Après l’accident dans la centrale de Fukushima au Japon, les débats repartent entre les pro et les anti-nucléaire en France. Pour prendre du recul sur les arguments idéologiques, 20minutes.fr a interrogé deux experts indépendants : Yves Marignac, consultant et directeur du service d’études et d’information sur l’énergie WISE-Paris, et Jean-Marc Jancovici, ingénieur spécialisé dans le climat et l’énergie au cabinet Carbone 4.

Il est faux de dire que le nucléaire n’émet pas de CO2 (extraction d’uranium, transport des déchets,…).

Yves Marignac: «Le réacteur, quand il tourne, n’émet pas de carbone mais il faut du béton, des transports… Il y a du carbone caché. Ca ne représente pas autant que les énergies fossiles et le problème se pose aussi pour les renouvelables.»

Ce n’est pas une énergie durable puisque l’uranium est en quantité limitée.

 Jean-Marc Jancovici: «Les centrales actuelles ne savent "brûler" que de l'Uranium 235, peu abondant dans la nature sous forme exploitable. Avec la technologie actuelle, le nucléaire dispose de ressources qui sont du même ordre de grandeur que les réserves de pétrole, mais guère plus.
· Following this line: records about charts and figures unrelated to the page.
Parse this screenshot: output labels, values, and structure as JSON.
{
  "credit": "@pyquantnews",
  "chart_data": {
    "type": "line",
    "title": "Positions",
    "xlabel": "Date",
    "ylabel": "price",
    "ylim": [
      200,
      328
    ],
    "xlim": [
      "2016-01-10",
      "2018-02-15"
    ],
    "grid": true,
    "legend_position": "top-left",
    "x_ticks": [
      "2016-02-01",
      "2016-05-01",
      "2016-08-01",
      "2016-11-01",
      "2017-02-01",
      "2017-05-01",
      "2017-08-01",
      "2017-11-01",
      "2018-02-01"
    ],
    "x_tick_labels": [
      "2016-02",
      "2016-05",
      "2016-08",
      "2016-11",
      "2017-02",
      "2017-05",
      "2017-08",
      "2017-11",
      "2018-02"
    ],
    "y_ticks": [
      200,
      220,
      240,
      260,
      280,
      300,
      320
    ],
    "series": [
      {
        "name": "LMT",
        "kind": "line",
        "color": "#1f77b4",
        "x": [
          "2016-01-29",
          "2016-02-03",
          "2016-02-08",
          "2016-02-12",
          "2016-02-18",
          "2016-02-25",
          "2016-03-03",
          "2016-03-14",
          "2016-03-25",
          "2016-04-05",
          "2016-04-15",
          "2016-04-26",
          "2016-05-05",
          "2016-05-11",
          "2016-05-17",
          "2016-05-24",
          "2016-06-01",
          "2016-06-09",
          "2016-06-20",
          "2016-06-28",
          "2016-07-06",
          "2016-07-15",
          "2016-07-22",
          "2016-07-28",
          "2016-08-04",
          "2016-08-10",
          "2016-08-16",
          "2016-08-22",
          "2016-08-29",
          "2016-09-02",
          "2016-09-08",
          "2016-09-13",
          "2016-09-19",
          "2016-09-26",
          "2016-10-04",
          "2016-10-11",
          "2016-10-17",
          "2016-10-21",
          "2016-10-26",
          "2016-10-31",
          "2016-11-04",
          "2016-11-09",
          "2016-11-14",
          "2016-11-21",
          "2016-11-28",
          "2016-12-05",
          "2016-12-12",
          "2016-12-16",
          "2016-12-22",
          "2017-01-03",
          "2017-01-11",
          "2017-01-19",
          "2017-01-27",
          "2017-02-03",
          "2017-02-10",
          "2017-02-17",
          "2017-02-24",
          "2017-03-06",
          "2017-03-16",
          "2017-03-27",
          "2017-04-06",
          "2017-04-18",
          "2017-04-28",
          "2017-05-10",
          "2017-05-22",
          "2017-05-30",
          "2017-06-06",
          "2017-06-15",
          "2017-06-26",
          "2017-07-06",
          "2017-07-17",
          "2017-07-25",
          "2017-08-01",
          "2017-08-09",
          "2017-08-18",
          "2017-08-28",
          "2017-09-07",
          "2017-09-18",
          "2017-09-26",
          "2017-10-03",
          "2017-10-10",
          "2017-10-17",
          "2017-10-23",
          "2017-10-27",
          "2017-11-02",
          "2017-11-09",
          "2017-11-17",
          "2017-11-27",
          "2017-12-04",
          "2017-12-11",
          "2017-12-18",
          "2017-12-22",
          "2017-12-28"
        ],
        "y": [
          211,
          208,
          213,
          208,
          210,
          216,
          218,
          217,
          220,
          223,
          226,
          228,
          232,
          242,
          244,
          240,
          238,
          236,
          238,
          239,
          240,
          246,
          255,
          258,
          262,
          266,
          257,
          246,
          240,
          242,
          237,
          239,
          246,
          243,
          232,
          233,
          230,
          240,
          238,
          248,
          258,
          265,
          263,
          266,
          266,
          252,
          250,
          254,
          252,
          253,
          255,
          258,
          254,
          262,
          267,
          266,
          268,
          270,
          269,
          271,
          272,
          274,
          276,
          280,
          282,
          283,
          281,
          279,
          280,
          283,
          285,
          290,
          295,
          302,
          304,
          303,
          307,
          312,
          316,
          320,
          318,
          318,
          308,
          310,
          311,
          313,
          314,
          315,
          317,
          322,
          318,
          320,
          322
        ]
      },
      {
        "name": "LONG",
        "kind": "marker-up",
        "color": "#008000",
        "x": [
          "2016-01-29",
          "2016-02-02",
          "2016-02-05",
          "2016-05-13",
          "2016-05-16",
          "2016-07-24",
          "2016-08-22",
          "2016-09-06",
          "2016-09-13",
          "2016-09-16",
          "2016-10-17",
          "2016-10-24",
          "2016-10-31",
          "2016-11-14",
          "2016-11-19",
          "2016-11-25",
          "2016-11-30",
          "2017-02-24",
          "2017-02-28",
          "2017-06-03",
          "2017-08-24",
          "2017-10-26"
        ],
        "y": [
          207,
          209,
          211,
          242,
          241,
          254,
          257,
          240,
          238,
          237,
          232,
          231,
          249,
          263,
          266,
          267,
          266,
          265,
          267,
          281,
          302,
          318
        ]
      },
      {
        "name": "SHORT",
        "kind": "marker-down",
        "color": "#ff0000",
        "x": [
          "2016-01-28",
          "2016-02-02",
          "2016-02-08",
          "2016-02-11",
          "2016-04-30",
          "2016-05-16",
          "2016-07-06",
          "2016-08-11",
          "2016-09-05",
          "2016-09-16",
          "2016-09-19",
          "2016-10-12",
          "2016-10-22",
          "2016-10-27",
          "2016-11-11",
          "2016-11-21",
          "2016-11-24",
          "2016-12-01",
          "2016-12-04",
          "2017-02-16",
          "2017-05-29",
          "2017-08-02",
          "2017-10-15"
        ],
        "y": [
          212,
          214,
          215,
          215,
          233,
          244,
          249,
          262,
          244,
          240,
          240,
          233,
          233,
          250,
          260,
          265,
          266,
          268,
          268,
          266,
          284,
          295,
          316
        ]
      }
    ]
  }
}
Mais une autre filière permettrait de contourner ce problème: la surgénération, qui utilise des éléments dits "fertiles",  bien plus abondants que l'Uranium 235. Nous aurions alors quelques millénaires devant nous.»

Le nucléaire ne permet pas d’être indépendant énergétiquement.

Jean-Marc Jancovici : «Admettons qu'aujourd'hui nous n'ayons plus de nucléaire. Aucune combinaison d'énergies renouvelables ne pouvant fournir la consommation actuelle de la France (et il s'en faut de beaucoup), cela signifie que notre société dépendrait essentiellement du gaz, du charbon et du pétrole, tous importés en quasi-totalité».

Le nucléaire est trop dangereux (accidents, déchets, prolifération militaire,).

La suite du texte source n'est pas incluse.